FOLHA - Qual a solução?
MILANI
- A comunidade internacional tem de dizer muito clara e categoricamente que o apoio a esse tipo de terrorismo não vai ser tolerado. Mas, ao mesmo tempo, tem de ajudar a resolver os problemas gritantes do Oriente Médio, que são a falta de governos democráticos e transparentes. Não basta dizer para o Irã tirar seu nariz do Líbano sem ajudar a resolver os problemas dos libaneses. Nós somos diretamente responsáveis por esses problemas. Enquanto isso não ocorrer, grupos como Hizbollah e Hamas, que se alimentam do ódio do povo, continuarão crescendo. O Hamas só ganhou as eleições no começo do ano porque os palestinos estavam sob uma autoridade corrupta. O grupo radical não teria tido chances se Iasser Arafat não fosse cleptomaníaco, e seus amigos não fossem um bando de ladrões.

FOLHA - O sr. concorda com Condoleezza Rice que o cessar-fogo seria solução temporária?
MILANI
- Se o cessar-fogo vier sem que o Hizbollah seja desarmado, obviamente será temporário. Mas, às vezes, soluções temporárias são as únicas possíveis se o custo humanitário é muito grande.

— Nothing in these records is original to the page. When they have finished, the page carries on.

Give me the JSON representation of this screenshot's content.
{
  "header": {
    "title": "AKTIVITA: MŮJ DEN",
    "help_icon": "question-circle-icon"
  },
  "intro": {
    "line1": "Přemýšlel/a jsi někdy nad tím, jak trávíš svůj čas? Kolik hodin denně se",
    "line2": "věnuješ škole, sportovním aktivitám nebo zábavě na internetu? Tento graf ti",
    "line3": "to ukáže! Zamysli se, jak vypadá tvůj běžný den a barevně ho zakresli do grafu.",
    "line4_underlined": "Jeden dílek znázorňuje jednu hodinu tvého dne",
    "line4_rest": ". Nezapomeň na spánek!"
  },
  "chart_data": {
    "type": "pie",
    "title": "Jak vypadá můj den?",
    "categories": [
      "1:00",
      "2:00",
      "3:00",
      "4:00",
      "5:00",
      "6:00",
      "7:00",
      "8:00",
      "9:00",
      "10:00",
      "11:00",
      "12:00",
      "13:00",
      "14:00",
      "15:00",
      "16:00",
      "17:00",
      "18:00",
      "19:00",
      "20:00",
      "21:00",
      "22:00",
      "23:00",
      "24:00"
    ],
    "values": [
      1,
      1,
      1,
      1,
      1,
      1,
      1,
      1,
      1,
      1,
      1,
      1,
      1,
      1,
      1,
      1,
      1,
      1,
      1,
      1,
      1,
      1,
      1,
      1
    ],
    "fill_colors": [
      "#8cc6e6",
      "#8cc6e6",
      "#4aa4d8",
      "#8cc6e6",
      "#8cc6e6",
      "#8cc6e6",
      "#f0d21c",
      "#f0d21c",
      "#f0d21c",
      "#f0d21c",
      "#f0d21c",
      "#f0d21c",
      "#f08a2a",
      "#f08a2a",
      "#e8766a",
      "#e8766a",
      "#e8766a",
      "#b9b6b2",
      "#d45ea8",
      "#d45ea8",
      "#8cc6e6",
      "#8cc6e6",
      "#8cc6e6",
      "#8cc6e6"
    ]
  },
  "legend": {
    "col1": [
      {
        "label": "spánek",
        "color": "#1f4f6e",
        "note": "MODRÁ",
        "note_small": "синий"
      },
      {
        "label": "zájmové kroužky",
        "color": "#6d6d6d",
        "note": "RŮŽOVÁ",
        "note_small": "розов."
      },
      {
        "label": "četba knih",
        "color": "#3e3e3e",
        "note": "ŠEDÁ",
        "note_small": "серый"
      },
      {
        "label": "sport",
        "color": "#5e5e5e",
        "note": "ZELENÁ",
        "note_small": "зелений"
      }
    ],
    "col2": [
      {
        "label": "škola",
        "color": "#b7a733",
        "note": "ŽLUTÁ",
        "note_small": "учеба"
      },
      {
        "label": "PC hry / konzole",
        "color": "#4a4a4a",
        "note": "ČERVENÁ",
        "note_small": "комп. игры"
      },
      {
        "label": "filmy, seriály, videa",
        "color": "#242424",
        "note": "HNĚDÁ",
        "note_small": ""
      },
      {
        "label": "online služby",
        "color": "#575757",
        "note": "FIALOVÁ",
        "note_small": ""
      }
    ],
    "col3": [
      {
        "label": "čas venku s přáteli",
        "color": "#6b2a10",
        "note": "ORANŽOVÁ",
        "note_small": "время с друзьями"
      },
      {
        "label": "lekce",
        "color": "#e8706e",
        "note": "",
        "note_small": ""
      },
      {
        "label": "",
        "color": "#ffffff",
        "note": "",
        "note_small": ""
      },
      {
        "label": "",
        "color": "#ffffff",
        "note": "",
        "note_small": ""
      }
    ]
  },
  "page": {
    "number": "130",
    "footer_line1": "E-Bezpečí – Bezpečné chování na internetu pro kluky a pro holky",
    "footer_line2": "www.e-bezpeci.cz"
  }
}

Estamos falando de 750 mil pessoas deslocadas, 1 milhão de israelenses em abrigos antibombas. O Hizbollah planejou isso claramente, porque essa é a maneira com que organizações do tipo trabalham: crescem dentro da democracia, e o desastre humanitário que resulta de suas ações dificulta o ato de combatê-los. Eles vêem os seres humanos como ferramentas, mesmo quando oferecem ajuda. O Hizbollah é muito bom em oferecer ajuda, mas é teatro.

FOLHA - Israel exagerou?
MILANI
- Quando você vê 400 civis mortos, metade deles crianças, não pode dizer que não haja algo errado com essa tática, mesmo que eu entenda perfeitamente que Israel não possa viver sob a ameaça constante de Katyushas. Por outro lado, as 750 mil pessoas deslocadas têm muito pouco a ver com isso. O povo libanês é tão refém do Hizbollah quanto os dois soldados israelenses capturados. Machucar reféns para atingir seus seqüestradores é uma estratégia arriscada.